"Ten," I said, "and then ten of black and then ten on the red!"
He sprang to his feet with a sudden strange conviction in his manner.
"Twenty on the red! Ten on the black!" said he. "It's a sign. It may be, it must be a sign! I'm off!"
He tossed the sock back to me with a gay gesture and started away. But I was too quick for him. I caught him by the coat tails before he had gone twelve inches.
"Hey, my good man!" said I. "I'll just thank you to hand over that pistol before you go!"
"All right, you can have it!" he exclaimed lightly. "There you are. Don't do anything rash with it. I may need it later!"
He slipped the weapon into my reticule with an amazingly swift gesture, and before I could say "jiffy" he was gone in the direction of the casino.
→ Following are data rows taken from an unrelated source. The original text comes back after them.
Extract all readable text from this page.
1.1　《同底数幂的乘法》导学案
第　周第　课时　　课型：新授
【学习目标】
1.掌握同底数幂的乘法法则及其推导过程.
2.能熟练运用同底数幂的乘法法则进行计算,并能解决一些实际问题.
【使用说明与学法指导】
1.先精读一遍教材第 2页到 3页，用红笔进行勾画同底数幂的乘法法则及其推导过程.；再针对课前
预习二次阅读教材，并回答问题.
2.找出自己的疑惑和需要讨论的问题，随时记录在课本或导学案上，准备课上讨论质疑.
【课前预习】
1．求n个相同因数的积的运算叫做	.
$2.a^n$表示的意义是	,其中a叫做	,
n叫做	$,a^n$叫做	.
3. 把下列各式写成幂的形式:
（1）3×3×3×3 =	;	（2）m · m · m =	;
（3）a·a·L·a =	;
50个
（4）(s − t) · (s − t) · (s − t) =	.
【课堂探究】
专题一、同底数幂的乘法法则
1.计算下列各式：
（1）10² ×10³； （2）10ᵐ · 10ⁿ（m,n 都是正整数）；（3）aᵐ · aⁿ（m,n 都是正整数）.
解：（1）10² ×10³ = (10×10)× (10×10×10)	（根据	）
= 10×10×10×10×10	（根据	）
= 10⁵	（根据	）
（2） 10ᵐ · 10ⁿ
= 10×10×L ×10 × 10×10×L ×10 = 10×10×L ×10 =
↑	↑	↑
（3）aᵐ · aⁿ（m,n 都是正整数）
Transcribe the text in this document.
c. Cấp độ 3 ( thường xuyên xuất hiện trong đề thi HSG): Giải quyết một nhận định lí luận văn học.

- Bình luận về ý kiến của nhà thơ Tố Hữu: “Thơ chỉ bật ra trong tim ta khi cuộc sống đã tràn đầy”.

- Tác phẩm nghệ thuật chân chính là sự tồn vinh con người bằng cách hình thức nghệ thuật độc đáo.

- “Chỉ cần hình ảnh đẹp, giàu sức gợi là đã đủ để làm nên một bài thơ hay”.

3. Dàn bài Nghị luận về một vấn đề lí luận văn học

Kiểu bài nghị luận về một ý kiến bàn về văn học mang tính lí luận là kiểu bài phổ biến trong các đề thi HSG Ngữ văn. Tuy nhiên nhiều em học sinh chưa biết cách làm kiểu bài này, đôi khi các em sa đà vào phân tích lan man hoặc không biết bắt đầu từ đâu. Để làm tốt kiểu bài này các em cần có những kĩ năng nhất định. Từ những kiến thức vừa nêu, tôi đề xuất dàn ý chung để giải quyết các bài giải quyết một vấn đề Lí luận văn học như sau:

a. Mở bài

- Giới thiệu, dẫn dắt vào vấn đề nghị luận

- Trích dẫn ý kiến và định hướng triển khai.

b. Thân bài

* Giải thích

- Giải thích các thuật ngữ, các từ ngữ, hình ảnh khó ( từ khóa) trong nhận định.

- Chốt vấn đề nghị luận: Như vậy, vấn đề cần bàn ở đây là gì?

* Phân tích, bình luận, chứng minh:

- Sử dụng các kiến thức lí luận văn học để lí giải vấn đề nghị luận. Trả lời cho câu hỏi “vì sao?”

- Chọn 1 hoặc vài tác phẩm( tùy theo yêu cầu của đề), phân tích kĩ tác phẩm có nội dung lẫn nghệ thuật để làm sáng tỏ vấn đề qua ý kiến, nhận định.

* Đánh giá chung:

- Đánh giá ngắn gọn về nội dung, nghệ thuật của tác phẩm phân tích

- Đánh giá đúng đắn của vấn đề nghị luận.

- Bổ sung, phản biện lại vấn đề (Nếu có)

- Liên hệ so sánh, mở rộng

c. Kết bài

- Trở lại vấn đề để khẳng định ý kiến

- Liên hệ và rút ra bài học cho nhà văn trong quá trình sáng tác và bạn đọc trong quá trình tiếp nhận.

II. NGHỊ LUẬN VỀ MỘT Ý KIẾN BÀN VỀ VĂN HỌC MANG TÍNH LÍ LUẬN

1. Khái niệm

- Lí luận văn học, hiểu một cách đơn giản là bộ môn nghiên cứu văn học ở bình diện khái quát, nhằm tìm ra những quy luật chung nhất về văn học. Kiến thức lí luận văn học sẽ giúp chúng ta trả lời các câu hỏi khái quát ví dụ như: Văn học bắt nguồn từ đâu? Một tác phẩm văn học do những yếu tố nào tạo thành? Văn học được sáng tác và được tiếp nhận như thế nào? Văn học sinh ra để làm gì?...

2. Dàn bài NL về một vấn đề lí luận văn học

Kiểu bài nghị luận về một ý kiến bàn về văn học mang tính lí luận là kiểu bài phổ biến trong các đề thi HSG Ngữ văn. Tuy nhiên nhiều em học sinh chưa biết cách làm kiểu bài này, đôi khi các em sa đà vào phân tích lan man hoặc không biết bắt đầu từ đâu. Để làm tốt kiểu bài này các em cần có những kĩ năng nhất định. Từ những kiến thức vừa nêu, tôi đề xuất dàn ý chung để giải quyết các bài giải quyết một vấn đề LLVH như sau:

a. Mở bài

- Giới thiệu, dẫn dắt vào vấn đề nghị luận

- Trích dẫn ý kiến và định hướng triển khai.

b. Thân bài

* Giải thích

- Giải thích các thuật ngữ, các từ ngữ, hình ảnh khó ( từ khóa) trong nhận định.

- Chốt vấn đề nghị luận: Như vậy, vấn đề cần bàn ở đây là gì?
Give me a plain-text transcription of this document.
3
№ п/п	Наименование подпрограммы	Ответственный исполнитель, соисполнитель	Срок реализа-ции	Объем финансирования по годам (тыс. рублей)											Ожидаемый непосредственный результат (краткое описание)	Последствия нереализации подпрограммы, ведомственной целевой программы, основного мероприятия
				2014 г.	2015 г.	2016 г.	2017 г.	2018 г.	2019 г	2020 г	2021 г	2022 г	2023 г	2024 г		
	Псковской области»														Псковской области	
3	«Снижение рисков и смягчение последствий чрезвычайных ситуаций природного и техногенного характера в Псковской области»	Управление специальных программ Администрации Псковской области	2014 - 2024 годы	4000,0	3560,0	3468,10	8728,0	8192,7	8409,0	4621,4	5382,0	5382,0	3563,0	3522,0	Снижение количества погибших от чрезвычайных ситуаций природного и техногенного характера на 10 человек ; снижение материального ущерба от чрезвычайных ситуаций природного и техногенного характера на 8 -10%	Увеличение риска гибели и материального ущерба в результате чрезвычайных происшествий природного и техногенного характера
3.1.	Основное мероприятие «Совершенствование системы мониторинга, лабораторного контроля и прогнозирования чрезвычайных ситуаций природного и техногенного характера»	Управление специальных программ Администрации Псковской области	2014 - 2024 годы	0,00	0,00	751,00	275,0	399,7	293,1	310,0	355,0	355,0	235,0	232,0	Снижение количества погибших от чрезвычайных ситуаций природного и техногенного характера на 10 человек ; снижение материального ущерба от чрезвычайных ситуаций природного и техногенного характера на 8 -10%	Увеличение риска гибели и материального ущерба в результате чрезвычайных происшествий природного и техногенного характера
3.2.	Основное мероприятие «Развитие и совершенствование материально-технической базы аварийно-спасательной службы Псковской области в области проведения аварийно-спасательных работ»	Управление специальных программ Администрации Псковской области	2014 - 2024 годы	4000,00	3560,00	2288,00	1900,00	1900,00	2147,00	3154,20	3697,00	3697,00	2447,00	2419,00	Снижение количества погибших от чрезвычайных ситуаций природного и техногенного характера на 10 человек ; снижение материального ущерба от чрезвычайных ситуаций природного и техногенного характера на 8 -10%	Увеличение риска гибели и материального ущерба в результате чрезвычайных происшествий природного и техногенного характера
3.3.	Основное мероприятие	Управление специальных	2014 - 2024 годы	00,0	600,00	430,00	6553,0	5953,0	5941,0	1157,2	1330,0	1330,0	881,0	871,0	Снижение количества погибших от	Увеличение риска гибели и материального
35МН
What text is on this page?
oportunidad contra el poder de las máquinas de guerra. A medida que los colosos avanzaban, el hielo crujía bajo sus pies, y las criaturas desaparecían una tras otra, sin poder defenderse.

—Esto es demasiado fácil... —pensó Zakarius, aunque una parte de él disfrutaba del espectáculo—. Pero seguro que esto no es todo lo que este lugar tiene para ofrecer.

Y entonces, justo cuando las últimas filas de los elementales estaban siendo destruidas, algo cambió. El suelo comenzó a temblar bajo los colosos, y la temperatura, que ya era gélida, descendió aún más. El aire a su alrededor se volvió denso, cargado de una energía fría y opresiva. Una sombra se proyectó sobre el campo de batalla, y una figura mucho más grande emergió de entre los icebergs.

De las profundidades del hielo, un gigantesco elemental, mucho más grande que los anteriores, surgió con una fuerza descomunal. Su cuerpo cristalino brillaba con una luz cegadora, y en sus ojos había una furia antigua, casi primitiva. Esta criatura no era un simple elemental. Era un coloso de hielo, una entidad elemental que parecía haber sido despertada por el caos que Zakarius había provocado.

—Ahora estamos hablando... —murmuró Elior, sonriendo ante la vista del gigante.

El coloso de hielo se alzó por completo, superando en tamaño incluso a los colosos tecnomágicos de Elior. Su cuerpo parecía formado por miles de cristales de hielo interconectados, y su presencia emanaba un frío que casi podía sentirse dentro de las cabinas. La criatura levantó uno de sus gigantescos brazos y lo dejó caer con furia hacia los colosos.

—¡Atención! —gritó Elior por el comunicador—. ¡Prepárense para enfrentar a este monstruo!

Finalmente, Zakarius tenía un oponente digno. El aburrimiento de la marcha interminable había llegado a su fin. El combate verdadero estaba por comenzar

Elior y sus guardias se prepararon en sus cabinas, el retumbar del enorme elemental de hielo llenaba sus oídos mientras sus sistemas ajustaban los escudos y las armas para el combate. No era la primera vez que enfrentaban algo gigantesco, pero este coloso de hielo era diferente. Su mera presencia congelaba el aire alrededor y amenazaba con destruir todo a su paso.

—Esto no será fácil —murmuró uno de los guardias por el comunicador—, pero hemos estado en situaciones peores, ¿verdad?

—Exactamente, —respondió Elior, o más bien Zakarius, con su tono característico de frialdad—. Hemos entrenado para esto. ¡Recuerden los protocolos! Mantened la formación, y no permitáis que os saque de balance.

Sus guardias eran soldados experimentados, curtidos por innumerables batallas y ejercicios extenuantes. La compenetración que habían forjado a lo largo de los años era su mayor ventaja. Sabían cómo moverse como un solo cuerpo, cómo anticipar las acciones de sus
Nervous excitement has always exhausted me more than physical exertion, and I have acquired the practice of taking a short nap wherever I may be when the occasion necessitates it. And so when the poor crazy man had gone and seemed little likely to return I settled myself for a cat nap, determined to compose my nerves and not allow my afternoon to be ruined by the disturbing incident. But though I roused myself at intervals and did a few stitches I must have drowsed much longer than I had thought to, for when I awoke thoroughly it was sunset.
I got out dear father's chronometer and was horrified to find the hour past six. Here I had been a public spectacle for goodness knows how long! I at once began to gather my things together, preparatory to leaving for the hotel when I perceived that there was a great to-do at the casino. People began pouring forth and cheering, headed by a wild figure in a black coat.